We intuitively know that a truly robust security defense would need testing against attackers who understand the defense mechanism. In traditional computer security, cryptographic systems like RSA assume the attacker knows everything except the key. Or, network defenses should also be robust against red teams who study the architecture before attempting intrusion. Yet when evaluating LLM defenses against jailbreaks and prompt injections, the field has largely abandoned this principle.

Many LLM defense papers typically report near-zero attack success rates by testing against static datasets of known attacks or applying generic optimization methods like GCG without modification. Both approaches operate under severe computational constraints and, more importantly, ignore the specific mechanisms each defense employs. The paper demonstrates that when attackers actually adapt their methods to each defense's design, success rates jump above 90% for most systems.

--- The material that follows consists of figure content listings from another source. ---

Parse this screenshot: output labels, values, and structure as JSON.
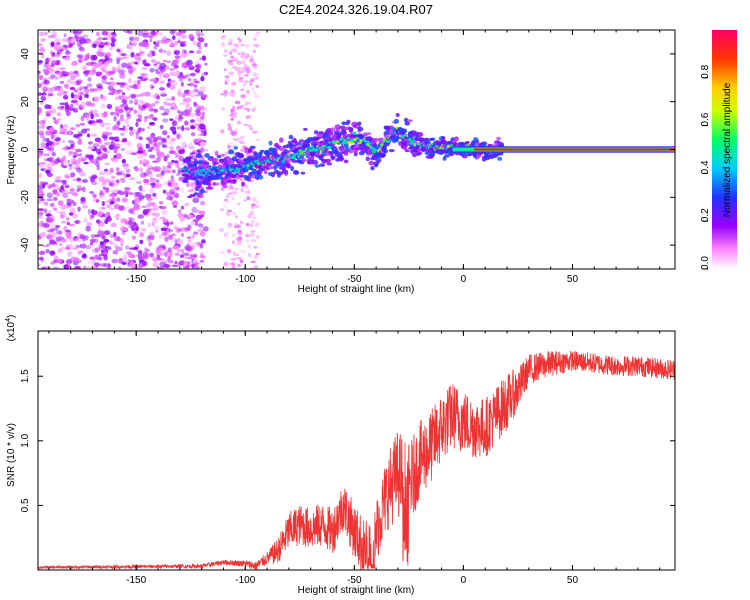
{
  "title": "C2E4.2024.326.19.04.R07",
  "colors": {
    "frame": "#000000",
    "snr_line": "#ee3333",
    "colorbar": [
      "#ffffff",
      "#ff66ff",
      "#8800ff",
      "#2222ff",
      "#00ccff",
      "#00ff66",
      "#ccff00",
      "#ffcc00",
      "#ff3300",
      "#ff0066"
    ]
  },
  "chart_data": [
    {
      "type": "heatmap",
      "name": "spectrogram",
      "xlabel": "Height of straight line (km)",
      "ylabel": "Frequency (Hz)",
      "xlim": [
        -195,
        97
      ],
      "ylim": [
        -50,
        50
      ],
      "xticks": [
        -150,
        -100,
        -50,
        0,
        50
      ],
      "yticks": [
        -40,
        -20,
        0,
        20,
        40
      ],
      "ridge": {
        "x": [
          -125,
          -120,
          -110,
          -100,
          -90,
          -80,
          -70,
          -60,
          -50,
          -45,
          -40,
          -35,
          -30,
          -25,
          -20,
          -10,
          0,
          10,
          20,
          50,
          97
        ],
        "y": [
          -9,
          -10,
          -9,
          -7,
          -5,
          -3,
          0,
          2,
          5,
          3,
          -1,
          4,
          8,
          5,
          2,
          1,
          0.5,
          0,
          0,
          0,
          0
        ]
      },
      "colorbar": {
        "label": "Normalized spectral amplitude",
        "range": [
          0,
          1
        ],
        "ticks": [
          "0.0",
          "0.2",
          "0.4",
          "0.6",
          "0.8"
        ],
        "tick_values": [
          0.0,
          0.2,
          0.4,
          0.6,
          0.8
        ]
      }
    },
    {
      "type": "line",
      "name": "snr",
      "xlabel": "Height of straight line (km)",
      "ylabel": "SNR (10 * v/v)",
      "scale_label": "(x10",
      "scale_exp": "4",
      "xlim": [
        -195,
        97
      ],
      "ylim": [
        0,
        18500
      ],
      "xticks": [
        -150,
        -100,
        -50,
        0,
        50
      ],
      "yticks": [
        "0.5",
        "1.0",
        "1.5"
      ],
      "ytick_values": [
        5000,
        10000,
        15000
      ],
      "envelope_x": [
        -195,
        -120,
        -110,
        -100,
        -95,
        -85,
        -80,
        -75,
        -70,
        -65,
        -60,
        -55,
        -50,
        -45,
        -40,
        -35,
        -30,
        -25,
        -20,
        -15,
        -10,
        -5,
        0,
        5,
        10,
        15,
        20,
        25,
        30,
        40,
        50,
        60,
        70,
        80,
        90,
        97
      ],
      "envelope_y": [
        200,
        300,
        600,
        500,
        300,
        1500,
        3000,
        3500,
        3200,
        3500,
        3000,
        5000,
        3000,
        1500,
        3000,
        6000,
        7500,
        6500,
        8500,
        9500,
        11000,
        12000,
        11500,
        11000,
        11000,
        12000,
        13000,
        14000,
        15500,
        16000,
        16200,
        16000,
        15800,
        15800,
        15600,
        15500
      ],
      "noise_x": [
        -195,
        -120,
        -100,
        -90,
        -80,
        -60,
        -40,
        -30,
        -20,
        0,
        20,
        30,
        50,
        97
      ],
      "noise_y": [
        100,
        150,
        250,
        500,
        1500,
        1800,
        2500,
        3500,
        3000,
        2500,
        2200,
        1200,
        800,
        800
      ]
    }
  ]
}
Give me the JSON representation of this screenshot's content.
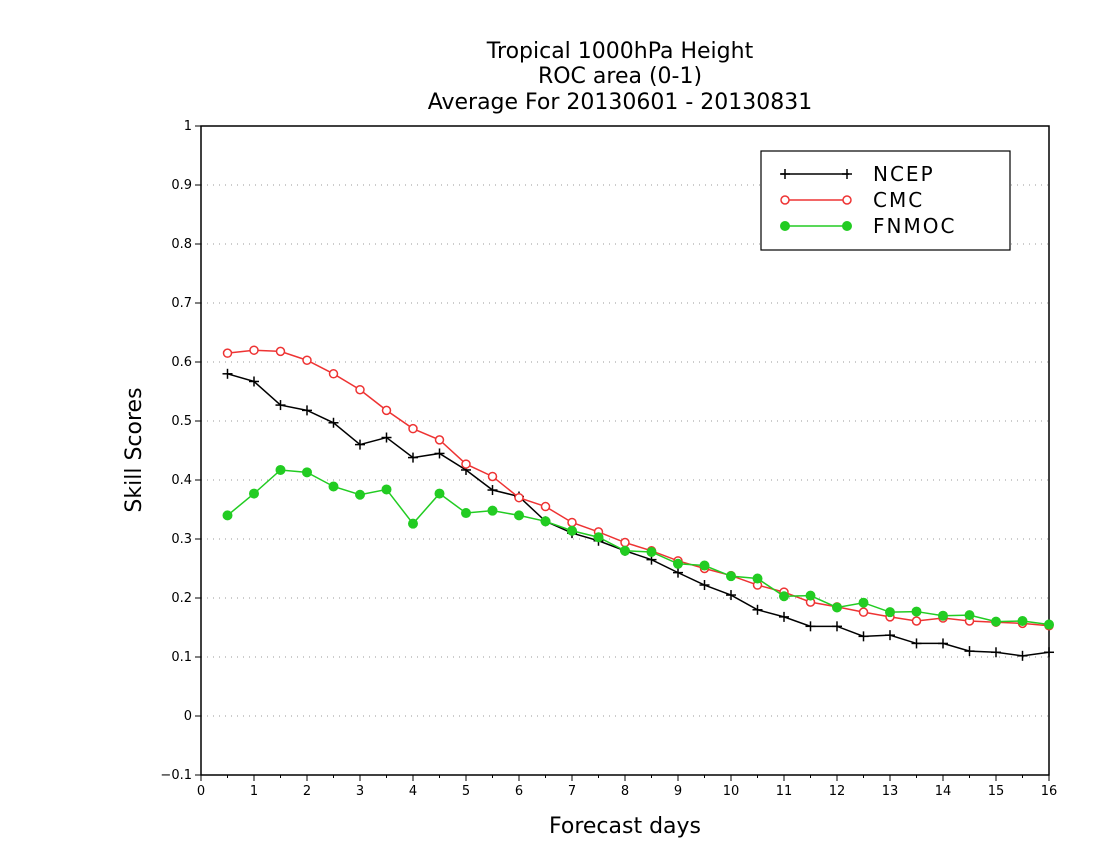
{
  "chart_data": {
    "type": "line",
    "title_lines": [
      "Tropical 1000hPa Height",
      "ROC area (0-1)",
      "Average For 20130601 - 20130831"
    ],
    "xlabel": "Forecast days",
    "ylabel": "Skill Scores",
    "xlim": [
      0,
      16
    ],
    "ylim": [
      -0.1,
      1
    ],
    "xticks": [
      "0",
      "1",
      "2",
      "3",
      "4",
      "5",
      "6",
      "7",
      "8",
      "9",
      "10",
      "11",
      "12",
      "13",
      "14",
      "15",
      "16"
    ],
    "yticks": [
      "−0.1",
      "0",
      "0.1",
      "0.2",
      "0.3",
      "0.4",
      "0.5",
      "0.6",
      "0.7",
      "0.8",
      "0.9",
      "1"
    ],
    "grid": "horizontal dotted",
    "legend_position": "top-right",
    "x": [
      0.5,
      1,
      1.5,
      2,
      2.5,
      3,
      3.5,
      4,
      4.5,
      5,
      5.5,
      6,
      6.5,
      7,
      7.5,
      8,
      8.5,
      9,
      9.5,
      10,
      10.5,
      11,
      11.5,
      12,
      12.5,
      13,
      13.5,
      14,
      14.5,
      15,
      15.5,
      16
    ],
    "series": [
      {
        "name": "NCEP",
        "color": "#000000",
        "marker": "plus",
        "values": [
          0.58,
          0.567,
          0.527,
          0.518,
          0.497,
          0.46,
          0.472,
          0.438,
          0.445,
          0.417,
          0.383,
          0.372,
          0.33,
          0.31,
          0.297,
          0.28,
          0.265,
          0.243,
          0.222,
          0.205,
          0.18,
          0.168,
          0.152,
          0.152,
          0.135,
          0.137,
          0.123,
          0.123,
          0.11,
          0.108,
          0.102,
          0.108
        ]
      },
      {
        "name": "CMC",
        "color": "#ee3333",
        "marker": "open-circle",
        "values": [
          0.615,
          0.62,
          0.618,
          0.603,
          0.58,
          0.553,
          0.518,
          0.487,
          0.468,
          0.427,
          0.406,
          0.37,
          0.355,
          0.328,
          0.312,
          0.294,
          0.28,
          0.263,
          0.25,
          0.238,
          0.222,
          0.21,
          0.193,
          0.185,
          0.176,
          0.168,
          0.161,
          0.166,
          0.161,
          0.159,
          0.157,
          0.153
        ]
      },
      {
        "name": "FNMOC",
        "color": "#22cc22",
        "marker": "filled-circle",
        "values": [
          0.34,
          0.377,
          0.417,
          0.413,
          0.389,
          0.375,
          0.384,
          0.326,
          0.377,
          0.344,
          0.348,
          0.34,
          0.33,
          0.314,
          0.303,
          0.28,
          0.278,
          0.258,
          0.255,
          0.237,
          0.233,
          0.203,
          0.204,
          0.184,
          0.192,
          0.176,
          0.177,
          0.17,
          0.171,
          0.16,
          0.161,
          0.155
        ]
      }
    ]
  }
}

Likewise, a different paper also makes an observation that AI Control protocols that we currently have break with adaptive attacks based on the knowledge of the specific protocol. In fact, we should always assume that security through obscurity is insufficient. Security through obscurity fails for LLM defenses specifically furthermore because even the defense mechanisms themselves will eventually appear in internet scale training data. In the world where the boundary of train and test sets blurs, we can't design a defense that's guaranteed to remain unknown to the model being defended against.

The paper unifies different attack methods under this common framework. Gradient-based methods propose token substitutions using embedding gradients. Reinforcement learning approaches treat prompt generation as an environment to optimize. Search-based methods use LLMs to suggest mutations of successful attacks. Human red-teamers iterate through creative trial and error. All four instantiations of this loop achieve success rates above 90% against defenses that claimed near-zero vulnerability.